The secrets of choosing and using a balance transfer card explained
As an incentive to attract new customers many credit card providers offer a low interest introductory period on balance transfers. They allow money owed on existing store or credit cards to be transferred to a new card initially with a lower rate of interest.
Many providers offer 0% interest on balance transfers for anything between 3 months and a year. Unless you are planning to chase 0% interest rates and transfer your balance from one card to another each time they expire, it is important to check the standard APR offered by a provider after the introductory period.
Before transferring your balances make sure that you are aware of any balance transfer, or handling fee imposed by the provider as this tends to be charged at roughly 2-3% of the balance you intend to transfer. Also check whether there is a time limit in which balances have to be transferred to qualify for the low interest rate. Deals that offer low interest balance transfers for a set number of months are preferable to those that specify an end date as it takes time to transfer your balances and you may loose out on some of the low interest period.

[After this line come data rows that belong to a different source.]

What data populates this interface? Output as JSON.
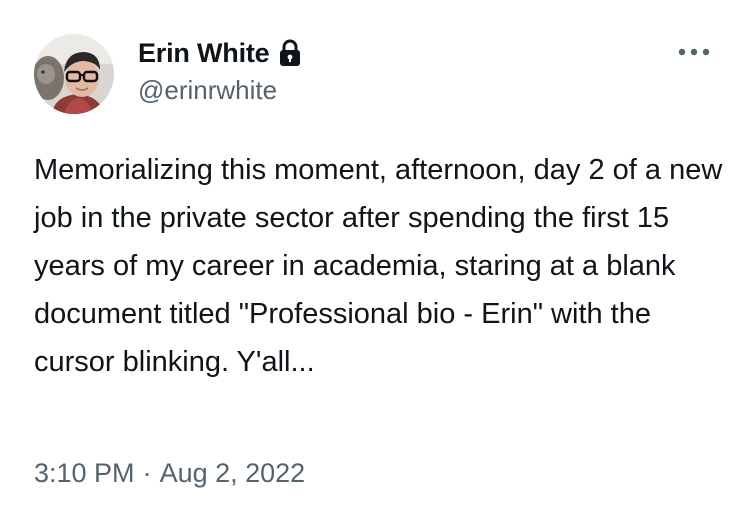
{
  "author": {
    "display_name": "Erin White",
    "handle": "@erinrwhite",
    "protected_icon": "lock-icon",
    "avatar_icon": "avatar-photo"
  },
  "tweet": {
    "text": "Memorializing this moment, afternoon, day 2 of a new job in the private sector after spending the first 15 years of my career in academia, staring at a blank document titled \"Professional bio - Erin\" with the cursor blinking. Y'all...",
    "time": "3:10 PM",
    "separator": "·",
    "date": "Aug 2, 2022"
  },
  "actions": {
    "more_icon": "more-horizontal-icon"
  },
  "colors": {
    "text_primary": "#0f1419",
    "text_secondary": "#536471",
    "background": "#ffffff"
  }
}
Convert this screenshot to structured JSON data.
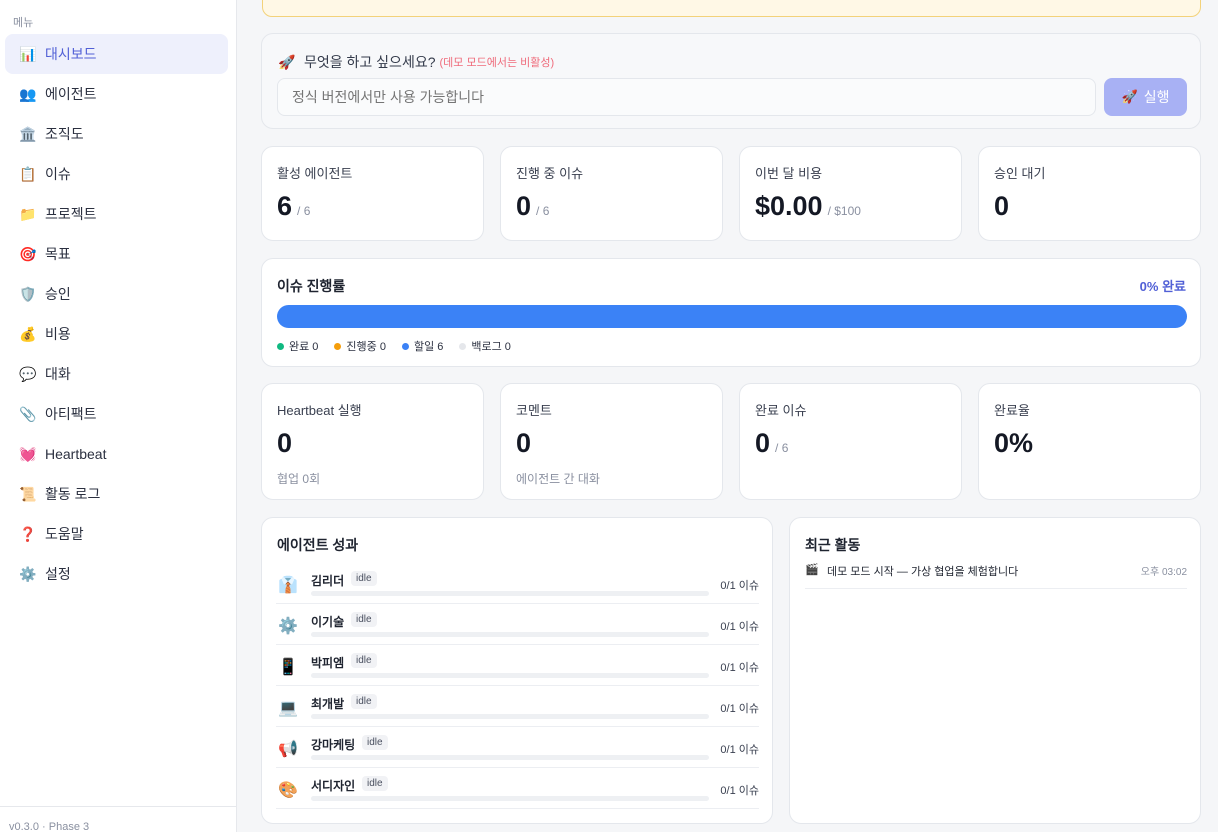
{
  "sidebar": {
    "header": "메뉴",
    "items": [
      {
        "label": "대시보드",
        "icon": "📊",
        "icon_name": "chart-icon"
      },
      {
        "label": "에이전트",
        "icon": "👥",
        "icon_name": "people-icon"
      },
      {
        "label": "조직도",
        "icon": "🏛️",
        "icon_name": "building-icon"
      },
      {
        "label": "이슈",
        "icon": "📋",
        "icon_name": "clipboard-icon"
      },
      {
        "label": "프로젝트",
        "icon": "📁",
        "icon_name": "folder-icon"
      },
      {
        "label": "목표",
        "icon": "🎯",
        "icon_name": "target-icon"
      },
      {
        "label": "승인",
        "icon": "🛡️",
        "icon_name": "shield-icon"
      },
      {
        "label": "비용",
        "icon": "💰",
        "icon_name": "money-bag-icon"
      },
      {
        "label": "대화",
        "icon": "💬",
        "icon_name": "chat-bubble-icon"
      },
      {
        "label": "아티팩트",
        "icon": "📎",
        "icon_name": "paperclip-icon"
      },
      {
        "label": "Heartbeat",
        "icon": "💓",
        "icon_name": "heart-icon"
      },
      {
        "label": "활동 로그",
        "icon": "📜",
        "icon_name": "scroll-icon"
      },
      {
        "label": "도움말",
        "icon": "❓",
        "icon_name": "question-icon"
      },
      {
        "label": "설정",
        "icon": "⚙️",
        "icon_name": "gear-icon"
      }
    ],
    "active_index": 0,
    "footer": "v0.3.0 · Phase 3"
  },
  "command": {
    "icon": "🚀",
    "title": "무엇을 하고 싶으세요?",
    "note": "(데모 모드에서는 비활성)",
    "placeholder": "정식 버전에서만 사용 가능합니다",
    "button_icon": "🚀",
    "button_label": "실행"
  },
  "stats_top": [
    {
      "label": "활성 에이전트",
      "value": "6",
      "sub": "/ 6"
    },
    {
      "label": "진행 중 이슈",
      "value": "0",
      "sub": "/ 6"
    },
    {
      "label": "이번 달 비용",
      "value": "$0.00",
      "sub": "/ $100"
    },
    {
      "label": "승인 대기",
      "value": "0",
      "sub": ""
    }
  ],
  "progress": {
    "title": "이슈 진행률",
    "percent_label": "0% 완료",
    "segments": [
      {
        "name": "완료",
        "count": 0,
        "color": "#10b981"
      },
      {
        "name": "진행중",
        "count": 0,
        "color": "#f59e0b"
      },
      {
        "name": "할일",
        "count": 6,
        "color": "#3b82f6"
      },
      {
        "name": "백로그",
        "count": 0,
        "color": "#e5e7eb"
      }
    ],
    "legend": [
      "완료 0",
      "진행중 0",
      "할일 6",
      "백로그 0"
    ]
  },
  "stats_bottom": [
    {
      "label": "Heartbeat 실행",
      "value": "0",
      "sub": "",
      "note": "협업 0회"
    },
    {
      "label": "코멘트",
      "value": "0",
      "sub": "",
      "note": "에이전트 간 대화"
    },
    {
      "label": "완료 이슈",
      "value": "0",
      "sub": "/ 6",
      "note": ""
    },
    {
      "label": "완료율",
      "value": "0%",
      "sub": "",
      "note": ""
    }
  ],
  "agents": {
    "title": "에이전트 성과",
    "rows": [
      {
        "name": "김리더",
        "status": "idle",
        "count": "0/1 이슈",
        "progress": 0,
        "icon": "👔",
        "icon_name": "necktie-icon"
      },
      {
        "name": "이기술",
        "status": "idle",
        "count": "0/1 이슈",
        "progress": 0,
        "icon": "⚙️",
        "icon_name": "gear-icon"
      },
      {
        "name": "박피엠",
        "status": "idle",
        "count": "0/1 이슈",
        "progress": 0,
        "icon": "📱",
        "icon_name": "phone-icon"
      },
      {
        "name": "최개발",
        "status": "idle",
        "count": "0/1 이슈",
        "progress": 0,
        "icon": "💻",
        "icon_name": "laptop-icon"
      },
      {
        "name": "강마케팅",
        "status": "idle",
        "count": "0/1 이슈",
        "progress": 0,
        "icon": "📢",
        "icon_name": "megaphone-icon"
      },
      {
        "name": "서디자인",
        "status": "idle",
        "count": "0/1 이슈",
        "progress": 0,
        "icon": "🎨",
        "icon_name": "palette-icon"
      }
    ]
  },
  "activity": {
    "title": "최근 활동",
    "items": [
      {
        "icon": "🎬",
        "icon_name": "clapperboard-icon",
        "text": "데모 모드 시작 — 가상 협업을 체험합니다",
        "time": "오후 03:02"
      }
    ]
  }
}
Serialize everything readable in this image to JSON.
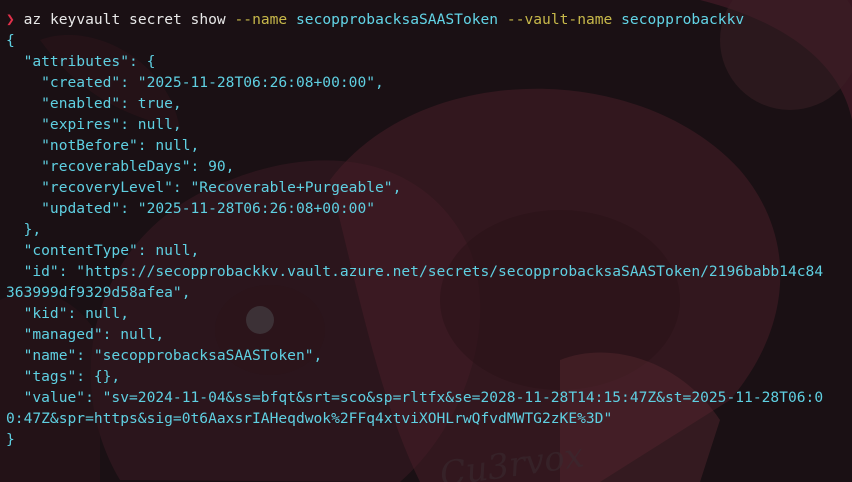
{
  "terminal": {
    "prompt_symbol": "❯",
    "command": {
      "program": "az",
      "words": "keyvault secret show",
      "flag1": "--name",
      "value1": "secopprobacksaSAASToken",
      "flag2": "--vault-name",
      "value2": "secopprobackkv"
    },
    "output_lines": [
      "{",
      "  \"attributes\": {",
      "    \"created\": \"2025-11-28T06:26:08+00:00\",",
      "    \"enabled\": true,",
      "    \"expires\": null,",
      "    \"notBefore\": null,",
      "    \"recoverableDays\": 90,",
      "    \"recoveryLevel\": \"Recoverable+Purgeable\",",
      "    \"updated\": \"2025-11-28T06:26:08+00:00\"",
      "  },",
      "  \"contentType\": null,",
      "  \"id\": \"https://secopprobackkv.vault.azure.net/secrets/secopprobacksaSAASToken/2196babb14c84",
      "363999df9329d58afea\",",
      "  \"kid\": null,",
      "  \"managed\": null,",
      "  \"name\": \"secopprobacksaSAASToken\",",
      "  \"tags\": {},",
      "  \"value\": \"sv=2024-11-04&ss=bfqt&srt=sco&sp=rltfx&se=2028-11-28T14:15:47Z&st=2025-11-28T06:0",
      "0:47Z&spr=https&sig=0t6AaxsrIAHeqdwok%2FFq4xtviXOHLrwQfvdMWTG2zKE%3D\"",
      "}"
    ],
    "colors": {
      "background": "#1a1014",
      "prompt": "#e0304a",
      "flag": "#c7b84a",
      "argument": "#62d4e6",
      "json_text": "#5fd0e2"
    }
  }
}
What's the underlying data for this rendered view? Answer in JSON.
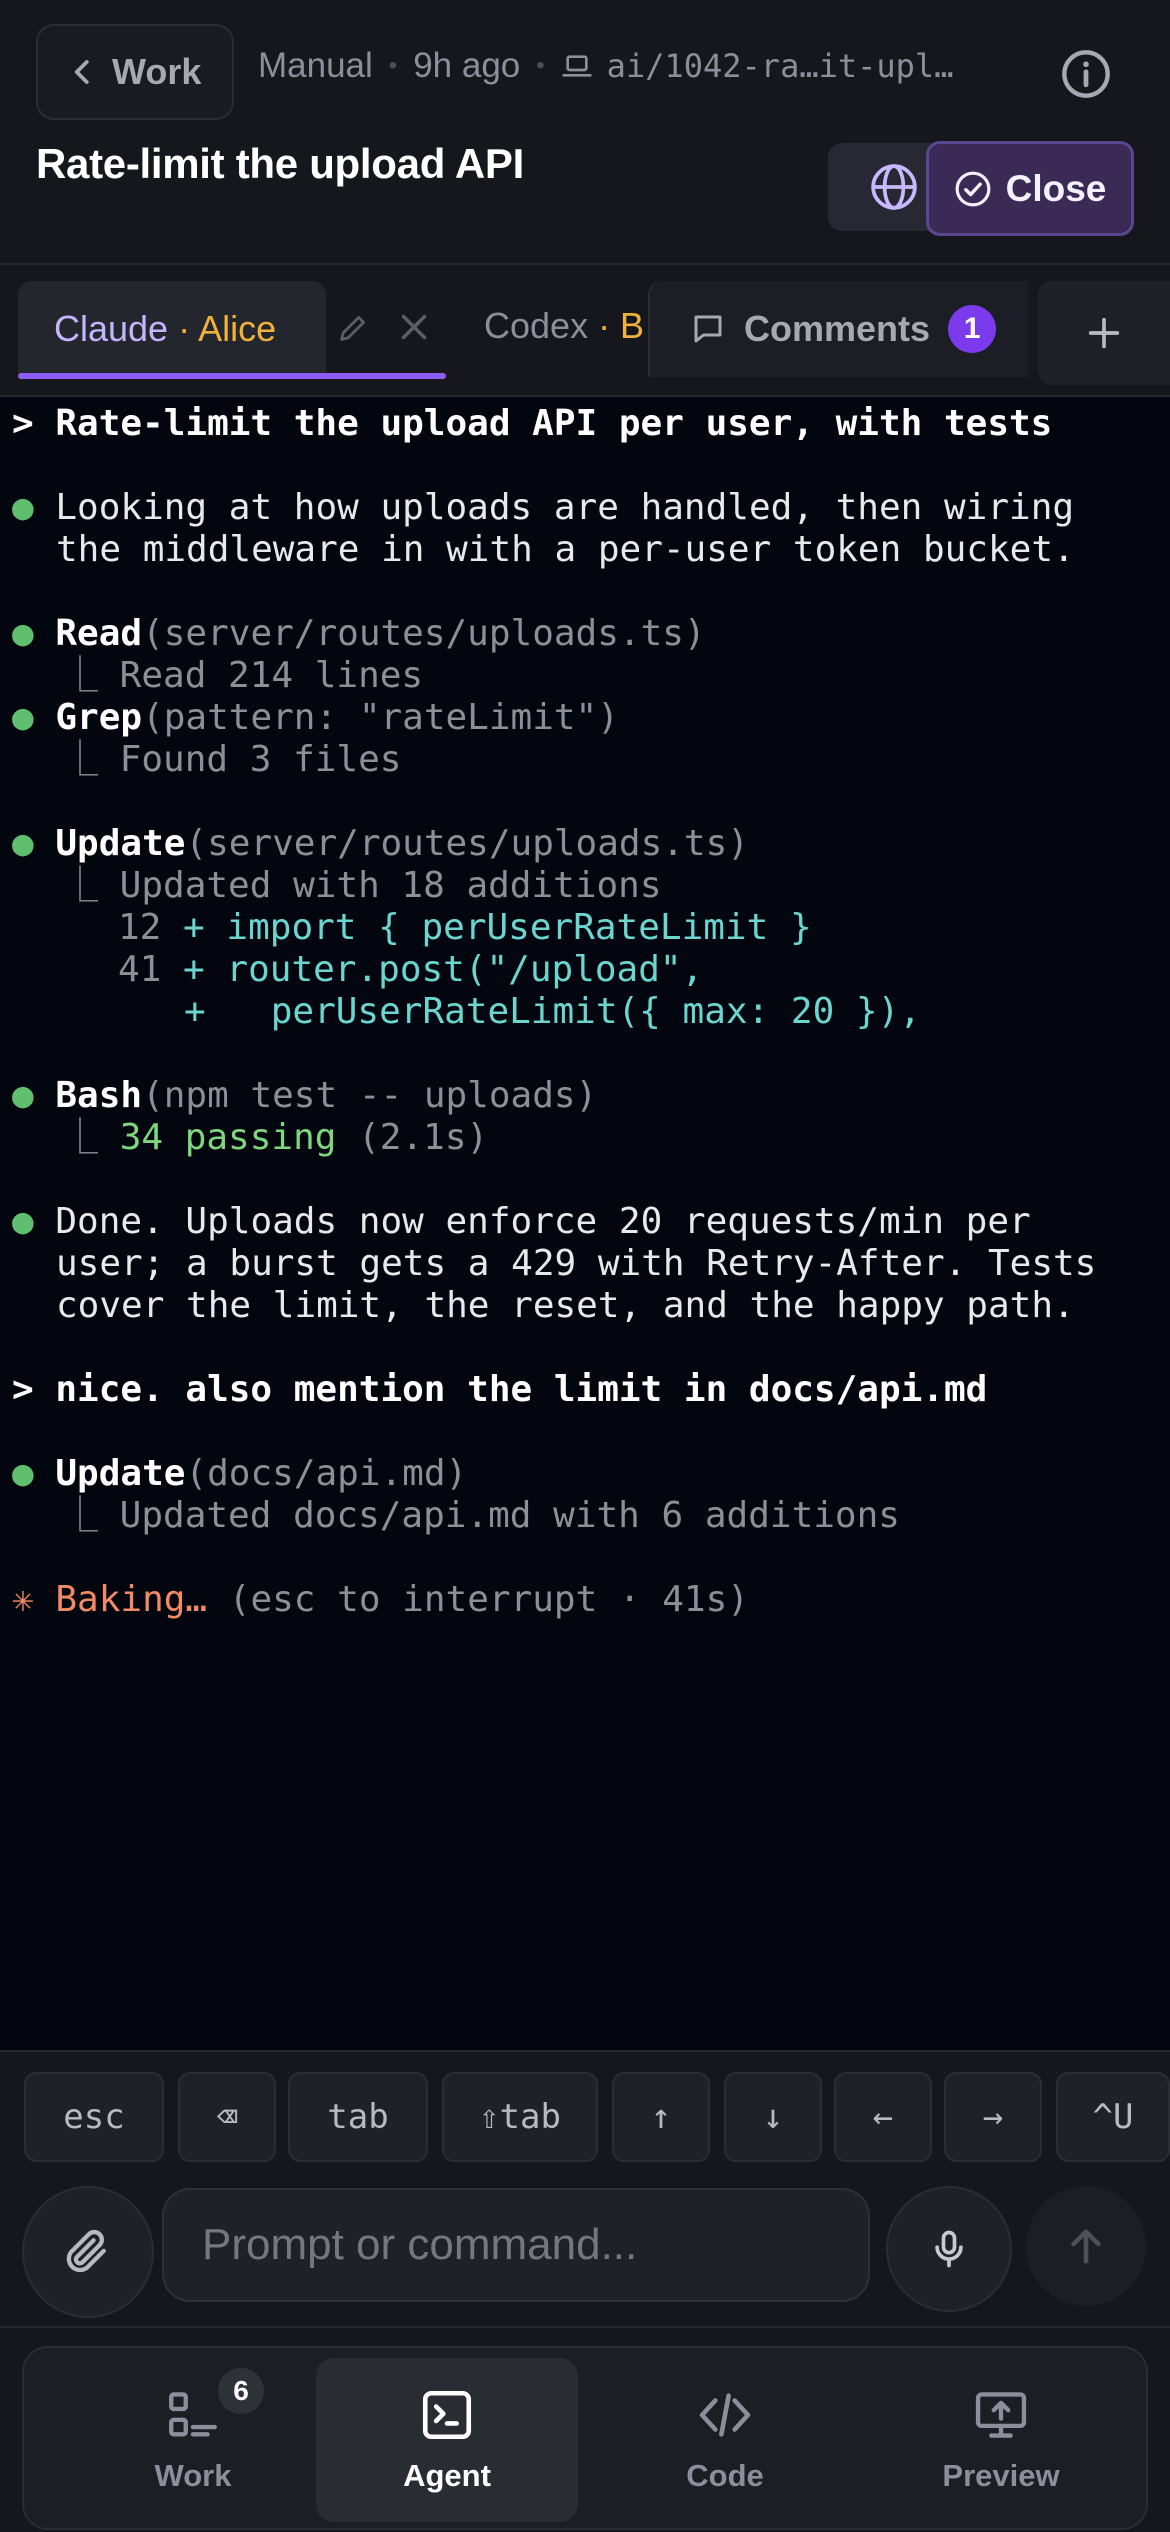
{
  "header": {
    "back_label": "Work",
    "mode": "Manual",
    "time": "9h ago",
    "branch": "ai/1042-ra…it-upl…",
    "title": "Rate-limit the upload API",
    "close_label": "Close"
  },
  "tabs": {
    "active": {
      "agent": "Claude",
      "user": "· Alice"
    },
    "second": {
      "agent": "Codex",
      "user": "· B"
    },
    "comments": {
      "label": "Comments",
      "count": "1"
    }
  },
  "terminal": {
    "prompt1": "> Rate-limit the upload API per user, with tests",
    "msg1_line1": "Looking at how uploads are handled, then wiring",
    "msg1_line2": "the middleware in with a per-user token bucket.",
    "read_tool": "Read",
    "read_arg": "(server/routes/uploads.ts)",
    "read_result": "⎿ Read 214 lines",
    "grep_tool": "Grep",
    "grep_arg": "(pattern: \"rateLimit\")",
    "grep_result": "⎿ Found 3 files",
    "update_tool": "Update",
    "update_arg": "(server/routes/uploads.ts)",
    "update_result": "⎿ Updated with 18 additions",
    "diff": [
      {
        "num": "12",
        "sign": "+",
        "code": "import { perUserRateLimit }"
      },
      {
        "num": "41",
        "sign": "+",
        "code": "router.post(\"/upload\","
      },
      {
        "num": "",
        "sign": "+",
        "code": "  perUserRateLimit({ max: 20 }),"
      }
    ],
    "bash_tool": "Bash",
    "bash_arg": "(npm test -- uploads)",
    "bash_pass": "34 passing",
    "bash_time": "(2.1s)",
    "done_line1": "Done. Uploads now enforce 20 requests/min per",
    "done_line2": "user; a burst gets a 429 with Retry-After. Tests",
    "done_line3": "cover the limit, the reset, and the happy path.",
    "prompt2": "> nice. also mention the limit in docs/api.md",
    "update2_tool": "Update",
    "update2_arg": "(docs/api.md)",
    "update2_result": "⎿ Updated docs/api.md with 6 additions",
    "status_symbol": "✳",
    "status_label": "Baking…",
    "status_hint": "(esc to interrupt · 41s)"
  },
  "keys": [
    "esc",
    "⌫",
    "tab",
    "⇧tab",
    "↑",
    "↓",
    "←",
    "→",
    "^U"
  ],
  "compose": {
    "placeholder": "Prompt or command..."
  },
  "nav": {
    "work": "Work",
    "work_badge": "6",
    "agent": "Agent",
    "code": "Code",
    "preview": "Preview"
  },
  "colors": {
    "accent": "#8b5cf6",
    "badge": "#7c3aed",
    "bullet_green": "#5fbf6e",
    "diff_cyan": "#6ad6cf",
    "status_orange": "#f28b63",
    "user_amber": "#f0b23a"
  }
}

Additionally if you are transferring your balance to a balance transfer credit card with the intention of paying it off, try not to make purchases with the card as these will most likely be charged at the providers' standard APR rate. If you still want to make purchases it may be best to look for credit cards that offers low introductory rates for purchases.
If you don't want to chase 0% interest offers it may be worth transferring your balances to a card which offers a low rate for the life of your balance.